It is easier to compose bad music than good music. Yet, what if it were more profitable, too? ... Beauty has its drawbacks [Das Schöne hat seinen Haken]: we know that. Wherefore beauty then? ... Beauty is difficult... Let us slander, my friends, let us slander, however much in earnest we may otherwise be about the ideal, let us slander melody! Nothing is more dangerous than a beautiful melody! ... Never let us acknowledge that music "may be a recreation"; that it may "enliven"... Why not rather the large-scale, the sublime, that which moves masses? ... "Whoever stuns us is strong; whoever elevates us is divine; whoever makes us wonder vaguely is profound."— Let us make up our mind then, my friends in music: we do want to stun them, we do want to elevate them, we do want to make them wonder vaguely. That much we are capable of. - http://www.thenietzschechannel.com/works-pub/cw/cwpt6-dual.htm
Our society needs to get over the desire to be dazzled--Nietzsche understood this clearly 130 years ago. For Nietzsche, beauty is NOT primarily transcendent. Beauty is the difficult marriage of the transcendent with the immanent.
Unfortunately, our society has not heeded his advice. We have only accelerated our addiction, which, due to market competition for funding, has spread to every field. The easiest, and therefore best economic strategy, to receive funding is to dazzle the customer/donor/viewer.
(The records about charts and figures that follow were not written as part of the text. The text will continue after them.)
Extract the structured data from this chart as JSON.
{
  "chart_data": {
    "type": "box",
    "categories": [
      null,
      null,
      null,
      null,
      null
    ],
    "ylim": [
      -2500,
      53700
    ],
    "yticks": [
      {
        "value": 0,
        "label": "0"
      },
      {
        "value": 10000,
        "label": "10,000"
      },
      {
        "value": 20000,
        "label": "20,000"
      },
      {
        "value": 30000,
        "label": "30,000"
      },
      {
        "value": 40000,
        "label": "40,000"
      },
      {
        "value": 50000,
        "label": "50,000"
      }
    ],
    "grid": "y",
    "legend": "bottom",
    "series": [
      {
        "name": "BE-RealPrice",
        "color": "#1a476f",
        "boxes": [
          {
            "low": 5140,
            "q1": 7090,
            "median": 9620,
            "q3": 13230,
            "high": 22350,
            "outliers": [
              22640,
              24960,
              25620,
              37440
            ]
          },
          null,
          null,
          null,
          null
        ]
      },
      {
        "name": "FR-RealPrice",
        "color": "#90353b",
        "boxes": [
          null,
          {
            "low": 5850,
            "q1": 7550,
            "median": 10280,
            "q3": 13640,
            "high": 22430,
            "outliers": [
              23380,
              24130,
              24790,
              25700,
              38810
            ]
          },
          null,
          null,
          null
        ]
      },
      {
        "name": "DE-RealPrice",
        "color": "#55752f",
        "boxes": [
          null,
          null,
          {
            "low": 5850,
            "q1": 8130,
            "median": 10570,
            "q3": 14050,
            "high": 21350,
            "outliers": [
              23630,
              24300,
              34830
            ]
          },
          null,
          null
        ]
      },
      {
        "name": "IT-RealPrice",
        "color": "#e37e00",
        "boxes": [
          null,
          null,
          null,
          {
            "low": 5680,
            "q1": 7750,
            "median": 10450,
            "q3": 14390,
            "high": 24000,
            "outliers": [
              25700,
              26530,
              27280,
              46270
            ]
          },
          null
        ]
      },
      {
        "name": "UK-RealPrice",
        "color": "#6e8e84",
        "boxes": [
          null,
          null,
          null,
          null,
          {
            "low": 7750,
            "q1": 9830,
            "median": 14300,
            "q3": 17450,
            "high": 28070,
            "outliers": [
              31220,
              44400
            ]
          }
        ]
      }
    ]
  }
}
The need for transcendence--the need to dazzle our intuition--is understandable as emotionally it is extremely addicting. Jung even fell for it in his theory of synchronicity. Jung says to use rational judgment to survive, and save intuition for our "opus magnum" of individuation, aka writing our personal mythology.
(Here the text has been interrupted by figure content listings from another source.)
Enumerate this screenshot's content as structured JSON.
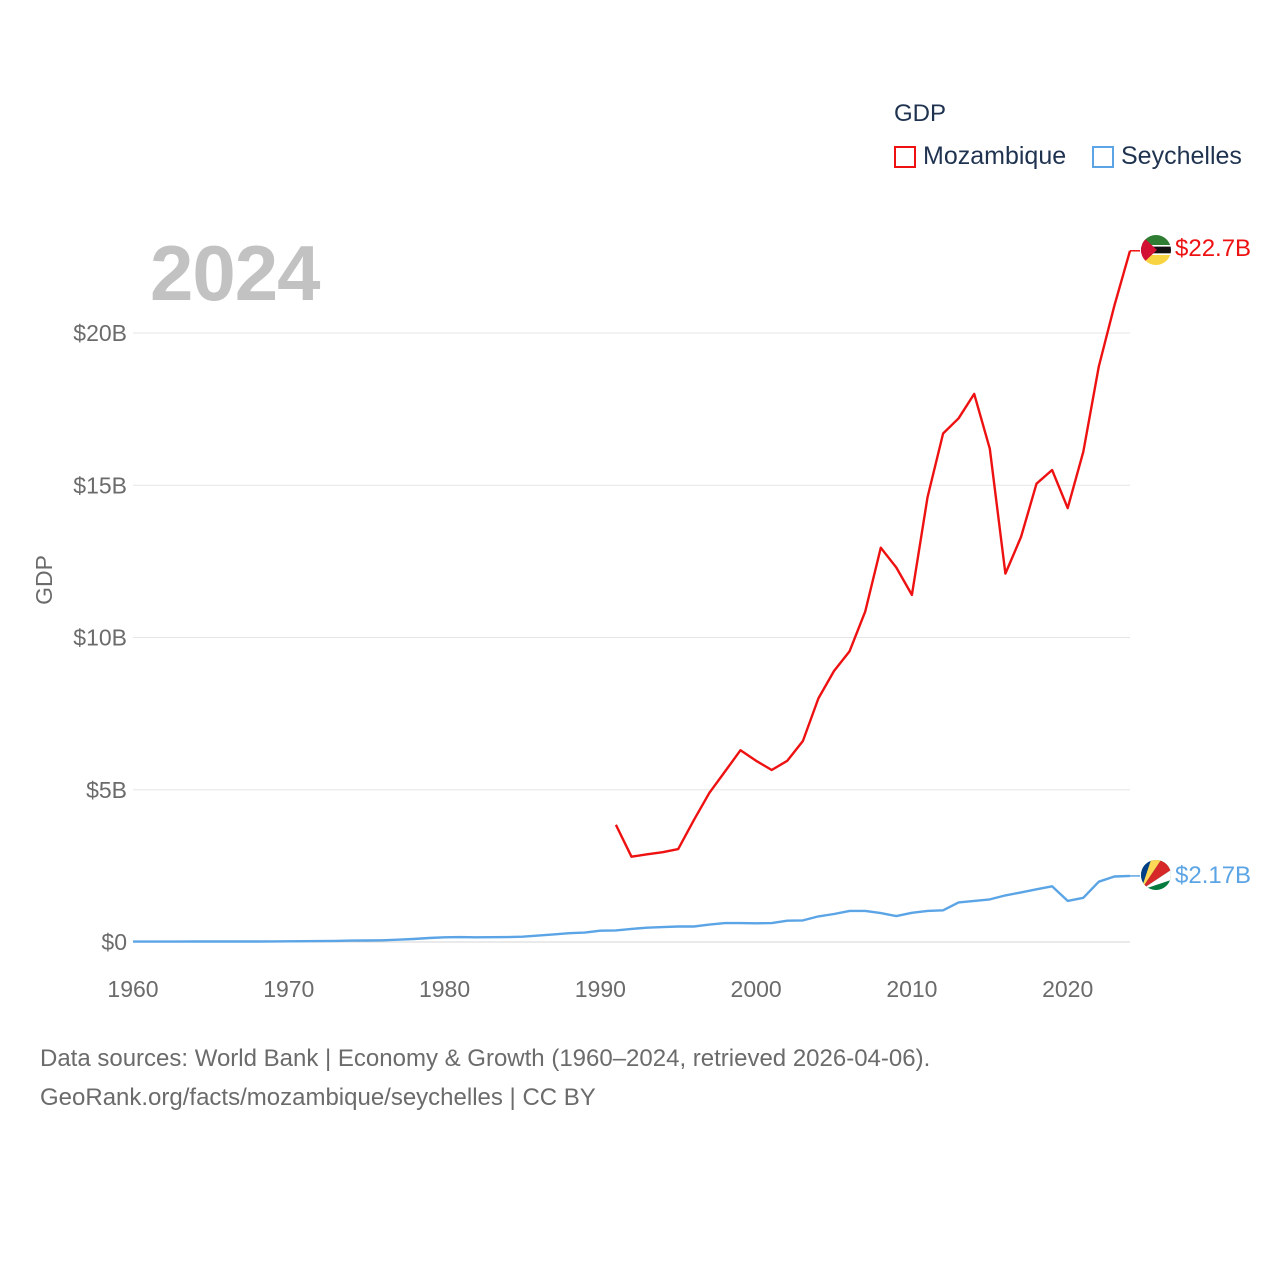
{
  "legend": {
    "title": "GDP",
    "items": [
      {
        "label": "Mozambique",
        "color": "#ee1111"
      },
      {
        "label": "Seychelles",
        "color": "#5ba4e5"
      }
    ]
  },
  "year_label": "2024",
  "footer": {
    "line1": "Data sources: World Bank | Economy & Growth (1960–2024, retrieved 2026-04-06).",
    "line2": "GeoRank.org/facts/mozambique/seychelles | CC BY"
  },
  "chart_data": {
    "type": "line",
    "title": "GDP",
    "xlabel": "",
    "ylabel": "GDP",
    "xlim": [
      1960,
      2024
    ],
    "ylim": [
      0,
      22.7
    ],
    "x_ticks": [
      {
        "value": 1960,
        "label": "1960"
      },
      {
        "value": 1970,
        "label": "1970"
      },
      {
        "value": 1980,
        "label": "1980"
      },
      {
        "value": 1990,
        "label": "1990"
      },
      {
        "value": 2000,
        "label": "2000"
      },
      {
        "value": 2010,
        "label": "2010"
      },
      {
        "value": 2020,
        "label": "2020"
      }
    ],
    "y_ticks": [
      {
        "value": 0,
        "label": "$0"
      },
      {
        "value": 5,
        "label": "$5B"
      },
      {
        "value": 10,
        "label": "$10B"
      },
      {
        "value": 15,
        "label": "$15B"
      },
      {
        "value": 20,
        "label": "$20B"
      }
    ],
    "grid": true,
    "legend_position": "top-right",
    "series": [
      {
        "name": "Mozambique",
        "color": "#ee1111",
        "end_label": "$22.7B",
        "x": [
          1991,
          1992,
          1993,
          1994,
          1995,
          1996,
          1997,
          1998,
          1999,
          2000,
          2001,
          2002,
          2003,
          2004,
          2005,
          2006,
          2007,
          2008,
          2009,
          2010,
          2011,
          2012,
          2013,
          2014,
          2015,
          2016,
          2017,
          2018,
          2019,
          2020,
          2021,
          2022,
          2023,
          2024
        ],
        "values": [
          3.85,
          2.8,
          2.88,
          2.95,
          3.05,
          4.0,
          4.9,
          5.6,
          6.3,
          5.95,
          5.65,
          5.95,
          6.6,
          8.0,
          8.9,
          9.55,
          10.85,
          12.95,
          12.3,
          11.4,
          14.6,
          16.7,
          17.2,
          18.0,
          16.2,
          12.1,
          13.3,
          15.05,
          15.5,
          14.25,
          16.1,
          18.9,
          20.9,
          22.7
        ]
      },
      {
        "name": "Seychelles",
        "color": "#5ba4e5",
        "end_label": "$2.17B",
        "x": [
          1960,
          1961,
          1962,
          1963,
          1964,
          1965,
          1966,
          1967,
          1968,
          1969,
          1970,
          1971,
          1972,
          1973,
          1974,
          1975,
          1976,
          1977,
          1978,
          1979,
          1980,
          1981,
          1982,
          1983,
          1984,
          1985,
          1986,
          1987,
          1988,
          1989,
          1990,
          1991,
          1992,
          1993,
          1994,
          1995,
          1996,
          1997,
          1998,
          1999,
          2000,
          2001,
          2002,
          2003,
          2004,
          2005,
          2006,
          2007,
          2008,
          2009,
          2010,
          2011,
          2012,
          2013,
          2014,
          2015,
          2016,
          2017,
          2018,
          2019,
          2020,
          2021,
          2022,
          2023,
          2024
        ],
        "values": [
          0.012,
          0.013,
          0.014,
          0.014,
          0.015,
          0.015,
          0.016,
          0.017,
          0.018,
          0.02,
          0.022,
          0.026,
          0.03,
          0.036,
          0.045,
          0.05,
          0.055,
          0.075,
          0.1,
          0.13,
          0.155,
          0.16,
          0.155,
          0.158,
          0.16,
          0.175,
          0.21,
          0.25,
          0.29,
          0.31,
          0.37,
          0.38,
          0.43,
          0.47,
          0.49,
          0.51,
          0.51,
          0.57,
          0.62,
          0.62,
          0.615,
          0.62,
          0.7,
          0.71,
          0.84,
          0.92,
          1.02,
          1.02,
          0.95,
          0.85,
          0.96,
          1.02,
          1.04,
          1.3,
          1.35,
          1.4,
          1.53,
          1.63,
          1.73,
          1.83,
          1.35,
          1.45,
          1.98,
          2.15,
          2.17
        ]
      }
    ]
  }
}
The problem with this is that the search for synchronicities/dazzlement/etc is necessarily a competitive one. The solution is to bring the rational judgment and artisitic intuition together. Marry the opposites. Divorce ourselves from the "prince" within us who demands to be dazzled, and focus that energy on cultural relationships, which are potentially more rewarding than ego pursuits, anyway.